La madrasa grandissait aussi vite que la ville, sinon plus. Tous les printemps, quand la neige avait fondu sur les routes de montagne, de nouvelles caravanes arrivaient, guidées par des montagnards. Dans chaque groupe, certains étaient venus étudier à la madrasa, qui était devenue célèbre pour les recherches d’ibn Ezra sur les plantes et les animaux, les Romains, les techniques de construction et les étoiles. Ceux qui venaient d’al-Andalus amenaient parfois avec eux les copies des livres qu’ibn Rachid ou Maïmonide venaient de retrouver, ou les nouvelles traductions arabes des Grecs anciens, et ils amenaient aussi le désir de partager leurs connaissances et d’en apprendre davantage. La convivencia avait son cœur à la madrasa de Baraka, et l’information se répandait.
Et puis, un jour funeste, à la fin de la sixième année de l’hégire de Baraka, le sultan Mawji Darya tomba gravement malade. Il avait beaucoup grossi depuis quelques mois, et ibn Ezra avait tenté de s’improviser son médecin, l’astreignant à un régime strict de lait et de céréales qui avait paru lui donner un regain d’énergie et meilleure mine. Mais, une nuit, il s’était senti mal. Ezra était allé tirer Bistami du lit :
— Viens ! Le sultan est tellement malade qu’il a besoin de prières !
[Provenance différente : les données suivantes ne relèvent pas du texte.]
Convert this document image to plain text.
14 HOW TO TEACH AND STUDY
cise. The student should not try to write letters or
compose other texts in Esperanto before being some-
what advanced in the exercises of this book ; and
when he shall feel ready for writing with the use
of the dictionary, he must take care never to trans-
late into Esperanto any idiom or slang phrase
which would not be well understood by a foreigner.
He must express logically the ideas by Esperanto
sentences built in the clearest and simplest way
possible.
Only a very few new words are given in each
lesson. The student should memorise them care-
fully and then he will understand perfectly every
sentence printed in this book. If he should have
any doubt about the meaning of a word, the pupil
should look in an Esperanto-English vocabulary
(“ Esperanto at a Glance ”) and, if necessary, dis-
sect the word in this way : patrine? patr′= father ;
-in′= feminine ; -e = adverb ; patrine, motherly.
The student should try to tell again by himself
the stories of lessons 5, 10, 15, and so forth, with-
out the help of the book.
Cette injonction d’ibn Ezra était mauvais signe en vérité, car il n’était pas du genre à inciter à prier pour un oui ou pour un non. Bistami le suivit en courant et rejoignit la famille royale dans son aile du palais. La sultane Katima était blême, et Bistami fut choqué de voir à quel point son arrivée la rendait malheureuse. Elle n’avait rien contre lui personnellement, mais elle savait pourquoi ibn Ezra était allé le chercher à cette heure. Elle se mordit la lèvre et détourna les yeux, le visage baigné de larmes.
Dans sa chambre, le sultan se tordait de douleur. Incapable de prononcer une parole. On n’entendait que sa respiration, lourde, haletante. Il avait le visage rouge brique.
— A-t-il été empoisonné ? demanda Bistami à l’oreille d’ibn Ezra.
— Non, je ne crois pas. Leur goûteur va bien, fit-il en indiquant le gros chat qui dormait, roulé en boule dans sa corbeille. À moins que quelqu’un ne l’ait piqué avec une aiguille empoisonnée. Mais je n’en vois aucun signe.
Bistami resta auprès du sultan malade, qui se tournait et se retournait dans son lit, et prit sa main brûlante. Le sultan n’eut pas le temps d’articuler un mot. Il poussa un faible gémissement, se cambra. Il avait cessé de respirer. Ibn Ezra lui croisa les bras sur la poitrine et appuya fortement dessus en grognant lui-même. En vain ; le sultan était mort, son corps encore noué par son dernier spasme. La sultane éclata en sanglots, essaya de le ranimer, l’appela, appela Dieu et implora ibn Ezra de poursuivre ses efforts. Il fallut aux deux hommes un certain temps pour la convaincre que tout était fini ; ils avaient échoué. Le sultan était mort.
Les rites funéraires de l’islam remontaient à une époque très reculée. Selon la tradition, les hommes et les femmes se réunissaient séparément pour la cérémonie, et ne se retrouvaient brièvement qu’au cimetière, pour l’inhumation.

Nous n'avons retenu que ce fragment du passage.